The impact of photo-induced molecular changes of dairy proteins on their ACE-inhibitory peptides and activity.

NutriFOODchem unit, partner in Food2Know, Department of Food Safety and Food Quality, Faculty of Bioscience Engineering, Ghent University, Coupure Links 653, 9000 Ghent, Belgium.
Amino Acids (Impact Factor: 3.65). 11/2011; 43(2):951-62. DOI: 10.1007/s00726-011-1157-y
Source: PubMed

ABSTRACT Among all dietary proteins, dairy proteins are the most important source of bio-active peptides which can, however, be affected by modifications upon processing and storage. Since it is still unknown to which extent the biological activity of dairy proteins is altered by chemical reactions, this study focuses on the effect of photo-induced molecular changes on the angiotensin I converting enzyme (ACE) inhibitory activity.
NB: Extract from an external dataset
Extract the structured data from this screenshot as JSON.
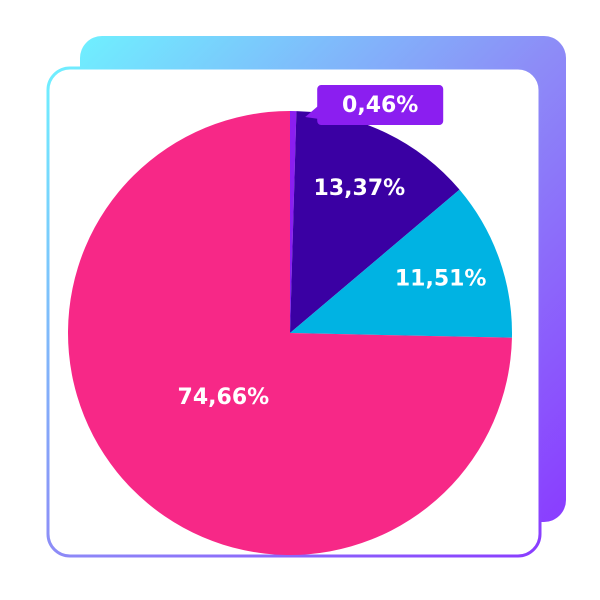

Milk proteins were dissolved in phosphate buffer containing riboflavin and stored under light at 4 °C for one month during which the molecular changes and the ACE-inhibitory activity were analysed. An increase in the total protein carbonyls and the N-formylkynurenine content was observed, besides a decrease in the free thiol, tryptophan, tyrosine and histidine content. These changes were more severe in caseins compared with whey proteins and resulted moreover in the aggregation of caseins. Due to these photo-induced molecular changes, a significant loss of the ACE-inhibitory activity was observed for casein peptides. A peptide analysis moreover illustrated that the decreased activity was not attributed to a reduced digestibility but to losses of specific ACE-inhibitory peptides. The observed molecular changes, more specifically the degradation of specific amino acids and the casein aggregation, could be assigned as the cause of the altered peptide pattern and as such of the loss in ACE-inhibitory activity.